Men living in democratic ages have many passions, but most of their passions either end in the love of riches or proceed from it. The cause of this is, not that their souls are narrower, but that the importance of money is really greater at such times. When all the members of a community are independent of or indifferent to each other, the co-operation of each of them can only be obtained by paying for it: this infinitely multiplies the purposes to which wealth may be applied, and increases its value. When the reverence which belonged to what is old has vanished, birth, condition, and profession no longer distinguish men, or scarcely distinguish them at all: hardly anything but money remains to create strongly marked differences between them, and to raise some of them above the common level. The distinction originating in wealth is increased by the disappearance and diminution of all other distinctions. Amongst aristocratic nations money only reaches to a few points on the vast circle of man's desires,—in democracies it seems to lead to all.

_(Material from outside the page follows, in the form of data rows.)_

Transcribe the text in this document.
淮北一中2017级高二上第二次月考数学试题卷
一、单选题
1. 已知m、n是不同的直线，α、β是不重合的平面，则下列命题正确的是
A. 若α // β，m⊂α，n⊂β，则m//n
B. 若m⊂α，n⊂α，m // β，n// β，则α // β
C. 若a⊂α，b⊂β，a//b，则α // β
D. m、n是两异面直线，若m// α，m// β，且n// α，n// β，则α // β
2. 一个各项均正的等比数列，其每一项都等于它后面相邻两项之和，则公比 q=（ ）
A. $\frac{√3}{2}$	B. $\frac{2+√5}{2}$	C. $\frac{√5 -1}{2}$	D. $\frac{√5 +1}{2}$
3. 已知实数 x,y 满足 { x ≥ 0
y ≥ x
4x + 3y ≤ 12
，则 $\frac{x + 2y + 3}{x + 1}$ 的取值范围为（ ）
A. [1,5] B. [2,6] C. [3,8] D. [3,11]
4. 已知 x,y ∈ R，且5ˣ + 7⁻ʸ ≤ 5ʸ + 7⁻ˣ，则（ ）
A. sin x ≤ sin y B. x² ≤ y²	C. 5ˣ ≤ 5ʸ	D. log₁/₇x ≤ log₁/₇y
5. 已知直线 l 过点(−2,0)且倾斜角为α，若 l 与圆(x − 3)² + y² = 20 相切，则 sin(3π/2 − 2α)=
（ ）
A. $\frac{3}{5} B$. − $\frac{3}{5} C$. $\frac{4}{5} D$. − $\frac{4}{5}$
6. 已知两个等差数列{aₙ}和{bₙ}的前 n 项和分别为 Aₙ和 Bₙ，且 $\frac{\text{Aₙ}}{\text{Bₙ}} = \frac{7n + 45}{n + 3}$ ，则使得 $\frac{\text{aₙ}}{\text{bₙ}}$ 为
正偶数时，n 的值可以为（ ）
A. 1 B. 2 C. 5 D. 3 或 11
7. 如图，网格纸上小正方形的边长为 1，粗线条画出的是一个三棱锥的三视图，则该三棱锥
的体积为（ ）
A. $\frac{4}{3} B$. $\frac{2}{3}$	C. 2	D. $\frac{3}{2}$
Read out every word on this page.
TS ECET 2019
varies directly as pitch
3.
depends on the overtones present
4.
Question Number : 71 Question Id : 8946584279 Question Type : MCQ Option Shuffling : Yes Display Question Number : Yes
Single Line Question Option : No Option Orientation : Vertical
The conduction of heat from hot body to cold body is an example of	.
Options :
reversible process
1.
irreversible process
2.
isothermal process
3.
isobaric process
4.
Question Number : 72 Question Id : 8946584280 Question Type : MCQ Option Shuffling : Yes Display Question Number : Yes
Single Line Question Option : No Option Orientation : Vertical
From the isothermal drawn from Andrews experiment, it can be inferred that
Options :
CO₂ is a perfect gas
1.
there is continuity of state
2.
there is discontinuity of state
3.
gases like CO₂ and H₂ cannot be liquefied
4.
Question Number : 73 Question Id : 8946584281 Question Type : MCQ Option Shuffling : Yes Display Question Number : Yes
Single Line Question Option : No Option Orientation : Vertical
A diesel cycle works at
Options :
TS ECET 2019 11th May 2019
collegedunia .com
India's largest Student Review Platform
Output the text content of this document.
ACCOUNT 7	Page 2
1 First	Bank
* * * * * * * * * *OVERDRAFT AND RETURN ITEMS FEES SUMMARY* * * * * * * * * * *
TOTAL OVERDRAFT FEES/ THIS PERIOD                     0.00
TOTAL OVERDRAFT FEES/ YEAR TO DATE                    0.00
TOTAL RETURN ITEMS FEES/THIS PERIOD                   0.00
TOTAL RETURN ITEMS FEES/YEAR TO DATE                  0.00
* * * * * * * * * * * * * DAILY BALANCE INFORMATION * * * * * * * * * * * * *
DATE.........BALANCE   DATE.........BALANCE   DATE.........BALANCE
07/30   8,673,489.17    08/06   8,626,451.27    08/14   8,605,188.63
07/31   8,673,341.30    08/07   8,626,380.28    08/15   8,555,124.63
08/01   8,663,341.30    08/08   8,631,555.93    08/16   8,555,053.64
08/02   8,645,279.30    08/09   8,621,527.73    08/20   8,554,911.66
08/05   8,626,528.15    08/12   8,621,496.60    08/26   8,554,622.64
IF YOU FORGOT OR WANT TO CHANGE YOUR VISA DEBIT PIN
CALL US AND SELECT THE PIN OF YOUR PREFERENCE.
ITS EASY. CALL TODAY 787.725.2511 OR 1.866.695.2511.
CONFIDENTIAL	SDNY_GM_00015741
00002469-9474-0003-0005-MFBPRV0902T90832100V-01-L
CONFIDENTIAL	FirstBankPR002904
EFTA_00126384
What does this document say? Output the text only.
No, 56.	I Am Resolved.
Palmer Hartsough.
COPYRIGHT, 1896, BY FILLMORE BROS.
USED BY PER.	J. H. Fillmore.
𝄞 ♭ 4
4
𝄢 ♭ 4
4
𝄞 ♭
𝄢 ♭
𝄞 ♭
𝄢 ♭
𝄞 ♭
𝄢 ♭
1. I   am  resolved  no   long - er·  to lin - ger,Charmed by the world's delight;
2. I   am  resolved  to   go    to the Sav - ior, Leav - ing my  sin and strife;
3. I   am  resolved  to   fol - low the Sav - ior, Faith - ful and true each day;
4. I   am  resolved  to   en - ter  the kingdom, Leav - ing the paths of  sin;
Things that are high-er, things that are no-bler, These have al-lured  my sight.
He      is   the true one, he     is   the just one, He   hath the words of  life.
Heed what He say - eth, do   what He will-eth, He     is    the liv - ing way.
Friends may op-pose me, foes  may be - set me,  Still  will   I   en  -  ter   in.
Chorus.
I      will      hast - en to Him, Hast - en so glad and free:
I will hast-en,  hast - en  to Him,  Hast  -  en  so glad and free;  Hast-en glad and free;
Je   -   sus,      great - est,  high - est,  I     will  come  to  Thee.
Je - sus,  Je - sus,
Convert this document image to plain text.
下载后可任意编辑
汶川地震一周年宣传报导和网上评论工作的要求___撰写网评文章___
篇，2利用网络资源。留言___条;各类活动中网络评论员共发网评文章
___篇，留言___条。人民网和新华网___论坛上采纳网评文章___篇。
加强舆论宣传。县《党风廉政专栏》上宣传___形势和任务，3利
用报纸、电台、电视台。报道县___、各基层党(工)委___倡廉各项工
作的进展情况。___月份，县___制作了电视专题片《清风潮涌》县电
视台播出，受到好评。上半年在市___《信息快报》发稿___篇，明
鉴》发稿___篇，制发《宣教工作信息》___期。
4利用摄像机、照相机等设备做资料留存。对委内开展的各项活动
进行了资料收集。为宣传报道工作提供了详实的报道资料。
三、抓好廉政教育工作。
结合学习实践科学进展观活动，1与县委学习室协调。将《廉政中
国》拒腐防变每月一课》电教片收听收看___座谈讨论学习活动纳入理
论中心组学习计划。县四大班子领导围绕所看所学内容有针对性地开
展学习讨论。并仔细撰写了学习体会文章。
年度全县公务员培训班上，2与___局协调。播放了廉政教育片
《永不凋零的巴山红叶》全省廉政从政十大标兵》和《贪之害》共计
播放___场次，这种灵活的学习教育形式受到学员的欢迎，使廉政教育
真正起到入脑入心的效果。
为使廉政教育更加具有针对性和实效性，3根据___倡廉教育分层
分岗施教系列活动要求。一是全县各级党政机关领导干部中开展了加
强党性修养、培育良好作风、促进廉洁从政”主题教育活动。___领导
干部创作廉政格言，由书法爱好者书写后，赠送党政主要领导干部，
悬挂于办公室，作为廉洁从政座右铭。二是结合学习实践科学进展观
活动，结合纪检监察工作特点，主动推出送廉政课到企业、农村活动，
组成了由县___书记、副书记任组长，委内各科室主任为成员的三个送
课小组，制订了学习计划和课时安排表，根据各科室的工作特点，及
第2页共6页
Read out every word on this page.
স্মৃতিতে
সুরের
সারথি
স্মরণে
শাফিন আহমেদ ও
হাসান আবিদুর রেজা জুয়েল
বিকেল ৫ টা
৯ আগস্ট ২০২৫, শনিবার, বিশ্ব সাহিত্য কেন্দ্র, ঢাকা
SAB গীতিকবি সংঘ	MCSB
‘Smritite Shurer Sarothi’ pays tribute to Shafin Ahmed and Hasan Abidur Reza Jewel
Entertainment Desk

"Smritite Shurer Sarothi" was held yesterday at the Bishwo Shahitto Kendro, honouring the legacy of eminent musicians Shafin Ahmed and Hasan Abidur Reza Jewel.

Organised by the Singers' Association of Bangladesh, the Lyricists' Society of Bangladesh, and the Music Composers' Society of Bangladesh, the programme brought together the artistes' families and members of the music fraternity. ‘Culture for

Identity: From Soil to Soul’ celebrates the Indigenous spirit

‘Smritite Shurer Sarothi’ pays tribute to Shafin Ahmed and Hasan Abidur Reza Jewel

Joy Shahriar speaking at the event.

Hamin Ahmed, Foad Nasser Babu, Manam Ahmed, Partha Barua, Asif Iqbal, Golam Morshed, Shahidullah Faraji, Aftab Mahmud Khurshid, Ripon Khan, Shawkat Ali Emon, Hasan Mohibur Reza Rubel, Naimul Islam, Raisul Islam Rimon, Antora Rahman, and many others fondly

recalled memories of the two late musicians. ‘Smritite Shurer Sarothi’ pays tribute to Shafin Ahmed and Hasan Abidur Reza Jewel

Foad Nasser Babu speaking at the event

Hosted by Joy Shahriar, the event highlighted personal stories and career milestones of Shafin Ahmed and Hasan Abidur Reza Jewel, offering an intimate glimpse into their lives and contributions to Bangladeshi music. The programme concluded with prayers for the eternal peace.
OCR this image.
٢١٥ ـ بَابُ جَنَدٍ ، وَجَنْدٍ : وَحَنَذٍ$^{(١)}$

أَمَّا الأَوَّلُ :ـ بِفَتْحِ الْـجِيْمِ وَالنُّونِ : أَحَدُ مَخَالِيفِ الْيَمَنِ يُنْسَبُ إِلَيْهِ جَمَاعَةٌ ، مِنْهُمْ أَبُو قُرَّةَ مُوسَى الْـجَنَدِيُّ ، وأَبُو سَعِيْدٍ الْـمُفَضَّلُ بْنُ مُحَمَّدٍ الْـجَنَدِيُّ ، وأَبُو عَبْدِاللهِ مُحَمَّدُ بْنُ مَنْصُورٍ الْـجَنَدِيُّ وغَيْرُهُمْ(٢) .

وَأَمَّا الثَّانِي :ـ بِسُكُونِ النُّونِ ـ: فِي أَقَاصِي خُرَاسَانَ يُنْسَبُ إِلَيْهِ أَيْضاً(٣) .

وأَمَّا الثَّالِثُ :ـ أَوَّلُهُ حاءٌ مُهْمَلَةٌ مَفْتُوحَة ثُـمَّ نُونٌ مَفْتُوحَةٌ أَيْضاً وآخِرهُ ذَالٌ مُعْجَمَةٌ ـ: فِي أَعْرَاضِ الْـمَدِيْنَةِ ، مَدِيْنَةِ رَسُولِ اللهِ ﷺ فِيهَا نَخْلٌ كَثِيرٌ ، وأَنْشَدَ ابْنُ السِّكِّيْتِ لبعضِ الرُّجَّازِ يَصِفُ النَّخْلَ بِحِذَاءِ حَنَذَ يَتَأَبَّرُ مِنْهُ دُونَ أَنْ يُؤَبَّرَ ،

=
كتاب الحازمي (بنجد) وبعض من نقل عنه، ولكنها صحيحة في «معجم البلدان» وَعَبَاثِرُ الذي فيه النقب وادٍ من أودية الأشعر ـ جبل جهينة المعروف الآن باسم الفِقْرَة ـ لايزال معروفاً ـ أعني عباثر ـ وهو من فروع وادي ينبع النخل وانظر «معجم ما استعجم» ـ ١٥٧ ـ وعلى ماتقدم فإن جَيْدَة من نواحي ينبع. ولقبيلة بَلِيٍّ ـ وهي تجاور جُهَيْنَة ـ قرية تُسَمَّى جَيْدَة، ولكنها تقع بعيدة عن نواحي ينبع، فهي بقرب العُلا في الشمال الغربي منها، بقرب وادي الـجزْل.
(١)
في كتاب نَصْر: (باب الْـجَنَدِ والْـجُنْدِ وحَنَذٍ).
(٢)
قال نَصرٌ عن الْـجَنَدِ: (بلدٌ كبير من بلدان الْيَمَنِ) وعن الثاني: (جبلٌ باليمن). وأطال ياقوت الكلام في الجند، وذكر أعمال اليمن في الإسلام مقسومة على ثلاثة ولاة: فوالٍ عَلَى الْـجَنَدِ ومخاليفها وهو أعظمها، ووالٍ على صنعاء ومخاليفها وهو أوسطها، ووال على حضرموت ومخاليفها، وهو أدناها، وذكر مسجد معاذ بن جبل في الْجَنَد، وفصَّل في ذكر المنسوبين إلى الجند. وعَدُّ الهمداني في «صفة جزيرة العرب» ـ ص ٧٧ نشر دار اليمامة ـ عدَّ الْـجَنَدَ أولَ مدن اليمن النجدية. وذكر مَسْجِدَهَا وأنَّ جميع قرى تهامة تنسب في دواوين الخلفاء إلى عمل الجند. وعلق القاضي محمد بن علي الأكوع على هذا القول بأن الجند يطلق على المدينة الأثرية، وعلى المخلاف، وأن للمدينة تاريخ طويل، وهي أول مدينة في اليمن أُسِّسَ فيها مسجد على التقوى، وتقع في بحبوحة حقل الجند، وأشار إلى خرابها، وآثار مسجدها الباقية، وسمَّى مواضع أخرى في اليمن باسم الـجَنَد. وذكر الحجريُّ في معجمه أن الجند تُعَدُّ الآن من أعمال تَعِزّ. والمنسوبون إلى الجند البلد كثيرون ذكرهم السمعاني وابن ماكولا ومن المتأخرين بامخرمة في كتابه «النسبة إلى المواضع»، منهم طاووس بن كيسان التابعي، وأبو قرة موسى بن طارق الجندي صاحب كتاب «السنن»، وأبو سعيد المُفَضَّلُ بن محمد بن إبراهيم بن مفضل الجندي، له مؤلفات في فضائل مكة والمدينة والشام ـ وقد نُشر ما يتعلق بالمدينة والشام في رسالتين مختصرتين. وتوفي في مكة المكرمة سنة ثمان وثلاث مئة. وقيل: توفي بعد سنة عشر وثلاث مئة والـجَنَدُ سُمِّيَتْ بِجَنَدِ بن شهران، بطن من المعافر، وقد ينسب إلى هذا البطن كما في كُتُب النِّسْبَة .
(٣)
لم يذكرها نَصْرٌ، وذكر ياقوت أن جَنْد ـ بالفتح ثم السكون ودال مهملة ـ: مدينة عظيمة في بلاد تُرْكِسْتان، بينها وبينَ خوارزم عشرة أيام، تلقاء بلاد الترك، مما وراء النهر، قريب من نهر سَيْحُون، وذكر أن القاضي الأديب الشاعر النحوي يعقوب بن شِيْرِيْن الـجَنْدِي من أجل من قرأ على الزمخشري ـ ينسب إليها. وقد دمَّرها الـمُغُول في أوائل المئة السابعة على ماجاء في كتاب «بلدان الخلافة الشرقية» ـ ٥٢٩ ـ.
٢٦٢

The love of wealth is therefore to be traced, either as a principal or an accessory motive, at the bottom of all that the Americans do: this gives to all their passions a sort of family-likeness, and soon renders the survey of them exceedingly wearisome. This perpetual recurrence of the same passion is monotonous; the peculiar methods by which this passion seeks its own gratification are no less so.

In an orderly and constituted democracy like the United States, where men cannot enrich themselves by war, by public office, or by political confiscation, the love of wealth mainly drives them into business and manufactures. Although these pursuits often bring about great commotions and disasters, they cannot prosper without strictly regular habits and a long routine of petty uniform acts. The stronger the passion is, the more regular are these habits, and the more uniform are these acts. It may be said that it is the vehemence of their desires which makes the Americans so methodical; it perturbs their minds, but it disciplines their lives.

The remark I here apply to America may indeed be addressed to almost all our contemporaries. Variety is disappearing from the human race; the same ways of acting, thinking, and feeling are to be met with all over the world. This is not only because nations work more upon each other, and are more faithful in their mutual imitation; but as the men of each country relinquish more and more the peculiar opinions and feelings of a caste, a profession, or a family, they simultaneously arrive at something nearer to the constitution of Man, which is everywhere the same. Thus they become more alike, even without having imitated each other. Like travellers scattered about some large wood, which is intersected by paths converging to one point, if all of them keep their eyes fixed upon that point and advance towards it, they insensibly draw nearer together,—though they seek not, though they see not, though they know not each other; and they will be surprised at length to find themselves all collected on the same spot. All the nations which take, not any particular man, but Man himself, as the object of their researches and their imitations, are tending in the end to a similar state of society, like these travellers converging to the central plot of the forest.